パリクラブ(主要債権国会合)は6月11日、20カ国・地域(G20)との合意に基づく債務支払猶予イニシアチブ(DSSI)の一環として、コートジボワールとの間で2国間公的債務支払いを2020年末まで猶予する措置に合意したと発表した。

コートジボワール政府は、年内(5月1日~12月31日)に返済期限を迎える2国間公的債務の利子と元本が総額6,600万ドルとみており、GDP比0.1%に当たる。今回の措置により、これら債務の返済期限が延びる。

G20とパリクラブは4月、新型コロナウイルス感染対策への財政支援として、77の低所得国に対し、2020年の債務返済を猶予することで合意し、また民間債権者グループとの協調によるDSSIの実施を要請していた。

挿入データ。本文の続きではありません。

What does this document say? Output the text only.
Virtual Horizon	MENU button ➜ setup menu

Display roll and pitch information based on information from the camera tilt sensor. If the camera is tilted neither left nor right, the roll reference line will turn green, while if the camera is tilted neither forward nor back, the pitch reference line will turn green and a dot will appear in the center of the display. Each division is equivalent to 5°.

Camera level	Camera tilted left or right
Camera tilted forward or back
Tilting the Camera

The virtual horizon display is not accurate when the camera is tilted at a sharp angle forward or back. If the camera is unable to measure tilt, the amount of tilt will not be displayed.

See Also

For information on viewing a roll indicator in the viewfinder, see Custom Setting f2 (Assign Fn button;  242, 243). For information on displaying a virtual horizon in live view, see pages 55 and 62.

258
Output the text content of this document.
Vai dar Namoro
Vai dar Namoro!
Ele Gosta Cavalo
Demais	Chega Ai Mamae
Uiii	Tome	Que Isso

他方、複数の格付け会社は、パリクラブに足並みをそろえてDSSI協調に参加する民間債権者へ債務支払いを行わなかった国に対し、債務不履行(デフォルト)と見なす可能性があるとの見解を示していた。このため一部の債務国は、自国の信用格付けへの影響を懸念し、パリクラブへのDSSI申請を躊躇していた。

その後パリクラブは、申請国が2国間公的債務の返済猶予のみ指定できると明確にした。コートジボワール政府は、民間債権者グループへ債務支払猶予を要請しない意向を確認している。

米国の格付け会社ムーディーズは6月12日、今回のパリクラブとのDSSI合意を受け、コートジボワール政府の自国・外国通貨建ての長期発行体格付けと、外貨建てシニア無担保債務格付けを「Ba3」から格下げ方向で見直し対象としたことを発表外部サイトへ、新しいウィンドウで開きますした。なお、短期発行体はノットプライム(NP)のままとし、自国・外国通貨建ての債券と預金のシーリングはBaa3に据置いた。ムーディーズは、コートジボワールを格下げ方向で見直し対象としたことについて、今後、政府が民間債権者へ債務支払猶予を申請した場合、債務不履行のリスクが高まっているという見解を格付けに反映させる可能性が高いとしている。

ムーディーズは、2020年のコートジボワール経済について、GDP成長率が前年の7.3%から1.9%に大きく下振れするとみている。財政赤字は対GDP比で前年の3.0%から6.8%に拡大し、債務残高は対GDP比で年初見通しの51.5%から56.1%に増加すると予測している。またコートジボワール政府の民間債権者に対する年内の対外利子支払いは、GDP比1.1%とみている。